Baleka Mbete served as Speaker of the National Assembly of South Africa for two separate terms. Born in 1949, she joined the African National Congress's armed wing in the 1970s, a commitment that forced her into exile in Swaziland and Kenya, where she worked as a teacher and for the ANC's radio station. After apartheid's fall, she entered the new democracy's legislature in 1994. Mbete served as Deputy Speaker, then Speaker, and in 2008 was elevated to Deputy President of South Africa, a historic moment for a woman who had fought from the shadows. Her firm management of parliamentary debates earned both respect and controversy, embodying the transition from revolutionary to institutional architect.
1946–1964
The largest generation in history at the time. Shaped by postwar prosperity, the Vietnam War, the sexual revolution, and Watergate. They questioned every institution their parents built — then ran them.

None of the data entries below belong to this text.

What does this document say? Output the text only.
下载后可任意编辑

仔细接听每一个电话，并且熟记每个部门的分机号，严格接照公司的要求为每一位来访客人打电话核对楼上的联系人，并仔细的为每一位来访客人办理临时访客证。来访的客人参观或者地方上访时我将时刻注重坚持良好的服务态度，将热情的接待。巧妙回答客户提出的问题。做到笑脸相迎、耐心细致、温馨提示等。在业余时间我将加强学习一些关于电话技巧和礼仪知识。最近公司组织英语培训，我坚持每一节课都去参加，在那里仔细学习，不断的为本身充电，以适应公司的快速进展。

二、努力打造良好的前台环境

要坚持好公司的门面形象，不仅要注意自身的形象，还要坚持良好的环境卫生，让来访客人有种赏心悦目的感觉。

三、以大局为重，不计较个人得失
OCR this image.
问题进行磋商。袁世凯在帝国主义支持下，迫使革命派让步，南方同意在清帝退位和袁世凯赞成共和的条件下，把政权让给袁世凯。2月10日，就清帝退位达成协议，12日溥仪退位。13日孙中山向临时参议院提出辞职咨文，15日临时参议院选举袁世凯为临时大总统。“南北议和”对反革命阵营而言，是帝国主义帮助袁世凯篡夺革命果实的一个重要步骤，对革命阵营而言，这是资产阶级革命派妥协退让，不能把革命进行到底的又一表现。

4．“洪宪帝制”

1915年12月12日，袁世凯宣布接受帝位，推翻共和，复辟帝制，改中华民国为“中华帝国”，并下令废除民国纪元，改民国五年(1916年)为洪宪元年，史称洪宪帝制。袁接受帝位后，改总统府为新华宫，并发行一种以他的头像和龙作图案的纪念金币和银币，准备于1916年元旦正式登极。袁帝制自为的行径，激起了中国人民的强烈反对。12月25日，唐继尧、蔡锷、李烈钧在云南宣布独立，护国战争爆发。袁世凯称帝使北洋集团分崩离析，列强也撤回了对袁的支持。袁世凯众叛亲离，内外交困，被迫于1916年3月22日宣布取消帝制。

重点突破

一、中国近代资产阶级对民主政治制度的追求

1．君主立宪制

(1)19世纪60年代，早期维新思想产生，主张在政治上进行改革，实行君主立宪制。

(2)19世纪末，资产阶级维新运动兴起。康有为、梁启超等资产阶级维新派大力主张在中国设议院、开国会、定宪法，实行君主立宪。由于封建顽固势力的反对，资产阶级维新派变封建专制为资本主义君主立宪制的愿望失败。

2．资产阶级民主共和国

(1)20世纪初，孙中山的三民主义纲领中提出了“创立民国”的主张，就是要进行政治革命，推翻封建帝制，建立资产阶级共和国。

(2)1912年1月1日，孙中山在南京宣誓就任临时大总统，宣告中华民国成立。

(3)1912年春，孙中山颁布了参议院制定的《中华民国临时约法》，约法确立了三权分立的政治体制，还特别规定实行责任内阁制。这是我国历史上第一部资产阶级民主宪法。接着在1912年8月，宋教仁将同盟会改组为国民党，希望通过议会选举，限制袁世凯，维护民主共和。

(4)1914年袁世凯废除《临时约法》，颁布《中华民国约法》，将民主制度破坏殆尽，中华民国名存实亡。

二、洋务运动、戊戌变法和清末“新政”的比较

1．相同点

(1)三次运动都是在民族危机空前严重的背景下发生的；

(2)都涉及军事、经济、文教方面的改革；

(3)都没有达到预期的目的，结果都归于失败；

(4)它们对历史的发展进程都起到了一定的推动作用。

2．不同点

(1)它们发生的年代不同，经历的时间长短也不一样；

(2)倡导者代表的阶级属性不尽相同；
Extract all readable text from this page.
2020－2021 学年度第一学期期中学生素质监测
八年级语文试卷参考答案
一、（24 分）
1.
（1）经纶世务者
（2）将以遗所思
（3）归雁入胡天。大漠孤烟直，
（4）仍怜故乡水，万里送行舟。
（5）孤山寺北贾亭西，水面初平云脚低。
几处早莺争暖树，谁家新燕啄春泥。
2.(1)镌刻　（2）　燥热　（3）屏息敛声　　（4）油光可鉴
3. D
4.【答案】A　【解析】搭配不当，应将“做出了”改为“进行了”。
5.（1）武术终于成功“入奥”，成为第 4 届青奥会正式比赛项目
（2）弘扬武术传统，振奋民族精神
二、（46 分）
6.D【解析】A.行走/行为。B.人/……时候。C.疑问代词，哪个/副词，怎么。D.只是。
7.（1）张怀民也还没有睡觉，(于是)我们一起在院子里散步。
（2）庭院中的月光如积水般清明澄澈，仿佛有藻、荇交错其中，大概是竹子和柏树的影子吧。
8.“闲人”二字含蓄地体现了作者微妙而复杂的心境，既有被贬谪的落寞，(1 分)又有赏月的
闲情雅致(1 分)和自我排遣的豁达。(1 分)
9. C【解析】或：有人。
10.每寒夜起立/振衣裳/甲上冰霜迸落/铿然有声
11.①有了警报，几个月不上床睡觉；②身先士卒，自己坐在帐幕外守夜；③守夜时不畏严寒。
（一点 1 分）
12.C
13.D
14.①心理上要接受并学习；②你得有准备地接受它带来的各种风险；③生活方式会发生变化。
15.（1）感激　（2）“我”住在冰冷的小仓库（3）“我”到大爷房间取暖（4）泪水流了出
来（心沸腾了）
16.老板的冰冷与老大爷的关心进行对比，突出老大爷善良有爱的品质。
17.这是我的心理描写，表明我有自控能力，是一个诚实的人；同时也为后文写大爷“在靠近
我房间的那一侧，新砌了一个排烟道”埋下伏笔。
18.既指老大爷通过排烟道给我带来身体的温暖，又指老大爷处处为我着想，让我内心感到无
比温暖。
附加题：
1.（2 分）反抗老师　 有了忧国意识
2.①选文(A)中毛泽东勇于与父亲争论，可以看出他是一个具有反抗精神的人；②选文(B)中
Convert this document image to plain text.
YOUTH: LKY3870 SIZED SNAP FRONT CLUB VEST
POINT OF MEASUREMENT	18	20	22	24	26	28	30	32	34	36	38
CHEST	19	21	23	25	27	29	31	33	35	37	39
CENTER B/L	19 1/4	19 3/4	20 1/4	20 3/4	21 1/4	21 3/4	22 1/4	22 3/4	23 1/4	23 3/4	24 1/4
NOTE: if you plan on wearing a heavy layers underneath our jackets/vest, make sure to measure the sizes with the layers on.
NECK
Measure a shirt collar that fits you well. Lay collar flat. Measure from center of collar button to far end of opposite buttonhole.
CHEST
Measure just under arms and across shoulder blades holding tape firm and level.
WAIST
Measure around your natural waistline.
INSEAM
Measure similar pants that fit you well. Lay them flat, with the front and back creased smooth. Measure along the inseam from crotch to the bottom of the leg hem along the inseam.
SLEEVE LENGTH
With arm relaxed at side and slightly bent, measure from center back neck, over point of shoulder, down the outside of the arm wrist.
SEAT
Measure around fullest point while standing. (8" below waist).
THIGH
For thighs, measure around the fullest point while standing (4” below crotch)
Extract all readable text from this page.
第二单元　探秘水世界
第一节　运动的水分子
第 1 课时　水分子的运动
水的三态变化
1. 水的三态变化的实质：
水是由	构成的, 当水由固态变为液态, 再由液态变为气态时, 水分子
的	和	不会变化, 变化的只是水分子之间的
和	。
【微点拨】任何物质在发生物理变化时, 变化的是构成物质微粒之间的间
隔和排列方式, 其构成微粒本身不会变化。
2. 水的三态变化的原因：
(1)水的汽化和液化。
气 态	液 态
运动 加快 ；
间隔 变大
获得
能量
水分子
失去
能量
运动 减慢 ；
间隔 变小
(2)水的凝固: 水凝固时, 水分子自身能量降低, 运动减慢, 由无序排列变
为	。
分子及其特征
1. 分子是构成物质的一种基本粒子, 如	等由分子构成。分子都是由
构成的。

Baleka was born in 1949, placing them squarely in the Baby Boomers. The events that shaped this generation — postwar prosperity, civil rights, Vietnam, and the counterculture — shaped the world they entered and the choices available to them.
The biggest hits of 1949
#1 Movie
Samson and Delilah
Best Picture
All the King's Men
#1 TV Show
Texaco Star Theatre
The world at every milestone
NATO founded; Mao proclaims the People's Republic of China
Brown v. Board of Education desegregates US schools
Cuban Missile Crisis brings the world to the brink
US sends combat troops to Vietnam
Summer of Love in San Francisco; first Super Bowl
First Earth Day; The Beatles break up
Iran hostage crisis begins; Three Mile Island accident
Berlin Wall falls; Tiananmen Square protests
Columbine shooting; Y2K panic builds
Michael Jackson dies; Bitcoin created
First image of a black hole; Hong Kong protests
She worked as a broadcaster for Radio Freedom, the ANC's exile radio station, during her time in Kenya.
Her first name, Baleka, means 'she who runs fast' or 'to escape' in Zulu, given as she was born during a time of family flight.
She is a published poet, with her work included in anthologies of South African literature.
“The struggle for freedom is not a part-time occupation.”